“Wired was the crazy adventure“, così Louis Rossetto introduceva il progetto per cui è probabilmente più conosciuto al mondo – la rivista Wired, appunto – qualche sera fa, in una diretta streaming su Kickstarter. Tra qualche ora terminerà il countdown del progetto che lui ed Erik Spiekermann (noto font designer e grafico) hanno lanciato per finanziare la pubblicazione in tiratura limitata di “Change is good“, un romanzo scritto da Rossetto sulla rivoluzione digitale degli anni Novanta, realizzato e stampato in modo innovativo e sperimentale da Spiekermann (lo chiama “post-digital printing“, poiché unisce la qualità della tipografia digitale a quella della stampa letterpress, per la prima volta possibile stampando da computer).
E’ una storia, quella della rivoluzione digitale, che Rossetto conosce bene, l’ha vissuta in prima persona quando anch’egli calcava le strade di “SOMA” (South Of Market Street, a San Francisco) e, tra un rave party e un brainstorming, fondava la rivista Wired, che di quella stessa rivoluzione è stata protagonista e narratrice.
Durante la diretta streaming per la promozione di “Change is good”, la chatroom non è affollatissima e così, dopo aver rotto il ghiaccio con qualche battuta in italiano (come il suo cognome suggerisce, Rossetto ha origini italiane e se la cava molto bene con la lingua), avanzo qualche domanda. Gli chiedo quanto il primo Wired fosse “indipendente”, nel suo essere estremamente curato nei contenuti, ma anche nella grafica e nella ricercatezza di materiali e metodi di stampa.

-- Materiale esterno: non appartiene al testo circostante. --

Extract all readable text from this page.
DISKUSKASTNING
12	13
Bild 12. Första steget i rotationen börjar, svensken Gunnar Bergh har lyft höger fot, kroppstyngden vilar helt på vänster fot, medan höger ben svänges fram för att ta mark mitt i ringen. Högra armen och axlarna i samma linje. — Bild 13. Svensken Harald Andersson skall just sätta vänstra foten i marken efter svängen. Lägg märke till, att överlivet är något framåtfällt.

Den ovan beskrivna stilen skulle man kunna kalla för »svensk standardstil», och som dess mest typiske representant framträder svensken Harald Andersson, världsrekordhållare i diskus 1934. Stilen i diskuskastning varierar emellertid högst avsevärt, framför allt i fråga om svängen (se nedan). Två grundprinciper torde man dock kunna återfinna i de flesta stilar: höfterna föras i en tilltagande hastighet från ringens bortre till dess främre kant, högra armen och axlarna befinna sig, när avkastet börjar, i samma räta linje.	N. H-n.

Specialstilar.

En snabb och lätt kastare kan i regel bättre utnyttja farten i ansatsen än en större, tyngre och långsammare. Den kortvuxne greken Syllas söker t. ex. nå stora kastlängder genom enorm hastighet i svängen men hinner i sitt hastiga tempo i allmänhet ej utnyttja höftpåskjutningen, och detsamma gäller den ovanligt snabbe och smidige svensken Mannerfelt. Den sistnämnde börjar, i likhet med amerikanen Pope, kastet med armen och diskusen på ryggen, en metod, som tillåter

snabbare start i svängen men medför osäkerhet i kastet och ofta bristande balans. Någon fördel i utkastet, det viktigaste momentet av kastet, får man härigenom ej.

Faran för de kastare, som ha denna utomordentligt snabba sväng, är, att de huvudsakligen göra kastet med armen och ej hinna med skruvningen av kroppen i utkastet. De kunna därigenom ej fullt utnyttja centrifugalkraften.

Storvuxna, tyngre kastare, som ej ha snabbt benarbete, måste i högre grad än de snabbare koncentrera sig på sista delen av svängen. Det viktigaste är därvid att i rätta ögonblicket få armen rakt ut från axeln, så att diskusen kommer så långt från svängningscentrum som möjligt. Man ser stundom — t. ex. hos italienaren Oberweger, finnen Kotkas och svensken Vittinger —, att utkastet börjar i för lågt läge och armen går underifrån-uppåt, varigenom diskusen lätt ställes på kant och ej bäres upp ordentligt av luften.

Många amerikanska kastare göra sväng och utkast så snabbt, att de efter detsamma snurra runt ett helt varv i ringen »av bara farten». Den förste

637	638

“Cercavamo sponsor, Jane (Metcalfe) ed io, volevamo che un grande editore pubblicasse Wired, ma non riuscivamo ad avere la loro attenzione. Fu un progetto indipendente fin dall’inizio, furono investitori privati a darci il denaro per farlo nascere. Gli unici soldi provenienti da un’istituzione più grande arrivarono solo più tardi, da Condé Nast, quando Wired era già un successo”, racconta in video Rossetto. “Cercavamo di ampliare i confini del concetto di ‘stampa’ dell’epoca. Siamo stati i primi a stampare in computer-to-plate e ad usare una stampante Heidelberg a 6 colori che era appena uscita sul mercato ed era lunga quanto un camion. Tutto era brillante e cristallino sulle pagine di Wired, John Plunkett (di Plunkett+Kuhr, era suo il progetto grafico) sapeva come ottenere il massimo dalla stampa offset. Tutti volevamo fare un prodotto che, anche come oggetto, fosse di completa rottura”, prosegue. “Abbiamo provato varie carte e varie tipologie di trattamenti per le copertine. Ogni volta ci dicevamo: ‘non facciamo ciò che è già stato fatto, facciamo di meglio‘, questo era lo spirito. E, uscito il magazine, ci accorgemmo che il lato digitale sarebbe stato altrettanto importante. Non potevamo prendere la rivista e metterla online – cioè fare ciò che stavano facendo gli altri – noi volevamo, invece, capire cosa il web fosse e cosa richiedesse. Nel frattempo, continuavamo a stampare il magazine e ancora oggi per certi versi amo la carta: è sensuale, fa una cosa molto bene che uno schermo non fa, non è un caso che la comunicazione digitale si sia ridotta a frammenti di informazioni da 140 caratteri, mentre i libri sono ancora di 400 pagine e contengono magari una sola storia. Per tutto ciò che richiede maggiore immaginazione, raziocinio e intelligenza, penso che questo sia ancora il mezzo migliore, anche per le riviste”, dichiara Rossetto mentre prende in mano la prova di stampa di “Change is good”.
Una “crazy adventure”, quella degli inizi di Wired, così come quella narrata nel libro, che porta come sottotitolo la frase “a story from the heroic era of the Internet”. Grazie Louis, grazie per la chiacchierata!